I'm using Stuffit 4.0.1
I was following the directions on Emaculation, here:
http://emaculation.com/doku.php/mini_vmac_setup
Should I still switch to one of the other emulators or did I miss a step?
You might need to set up Basilisk or SheepShaver in order to unstuff them with Expander 5.5.
Hi guys. REALLY love this website. You guys have a TON of games I played in my youth on our old Fat Mac and Centris 610. Games for which I've been pining for a long time. I've installed and set up Mini vMac, set up system 6 and I can get games to run as long as they're a .dsk file. But I'm having a really hard time running games that are still compressed, like .sit files. I followed the steps posted above and tried to expand the files in the emulation but when I open Stuffit and look through the files to expand, the archived files don't show up. Clearly I'm doing something wrong but I'm stumped as to what. It's been a LONG time since I used a Mac, so any help would be appreciated. Thanks guys, keep up the good work!
@wayek: Some members here may lend a hand for converting stuff to dsk or img.
I would suggest to start a new topic naming the files you are thinking of and the type of compression you would like to see.
Naked images sometimes do not survive the passage on the net.
I can't get any of the games from here to work AT ALL .. is there any way to get them uploaded as actual DSK files? it would save an incredible ammount of frustration
Never, ever, never decompress/open/unstuff an archive containing applications anywhere else than it is supposed to be run. Windows et al effectively kills all functionality of almost any executable file due to it´s incapability of handling the Resource Fork of Classic Mac files, such as the ones that comes from this site.
1st – copy the archive/encoded archive onto the disk image with the help of TransMac/HFSExplorer/etc
2nd – decompress/unarchive the archive under emulation, in your case MinivMac.

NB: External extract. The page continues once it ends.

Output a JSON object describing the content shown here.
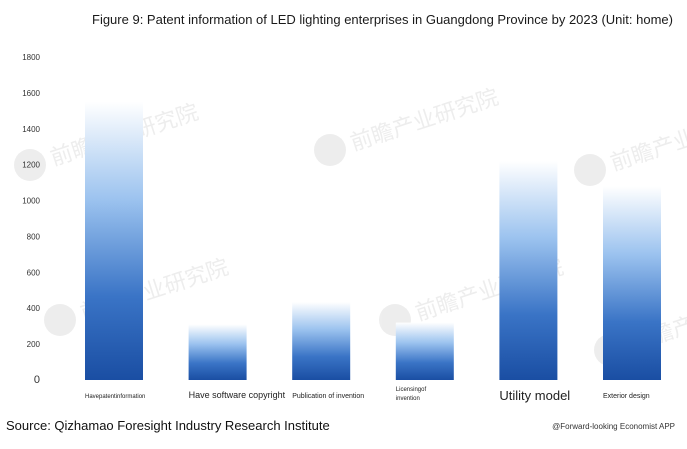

This way you´ll have a fully functional copy of the content in the archive, at least if were ok when archived.
HTH!
hey watchsmart, i very interested in your notes on how to get stuff into mini vmac using windows. i'm having a bitch of a time .sit files from this site that aren't dsk/imgs. i can't seem to get the file descriptors right after unpacking with stuffit 7.1 (windows). other versions either don't work or kick out text files/incomplete data.
any help would be great... been going around in circles for days (transmac, hfvexplorer, emulating other macs to unstuff, etc). thanks a lot for reading this.
Probably it was an old version at the time when I discovered this mistake (mostly used this port at this time), now using your 1.0.20091004 version, but not tested this feature again (yet).
IGS User,
Are you using an old version of Basilisk II/SheepShaver perhaps? A bug that caused problems like that was worked out in the most recent versions (2009).
I got some problems putting the files into the 'shared folder' (Unix root) functionality, being lost of the resource fork of the files. Even on Mac OS X 10.4 Tiger.
Yes, this is good stuff. Thanks for writing it. I hope you can make a link to it in the "guides" section if you haven't already. Otherwise it is just sort of orphaned.
I wrote a few notes about getting things into Mini vMac for Windows in the forum. Maybe you can adapt those for this page, if you think it would help.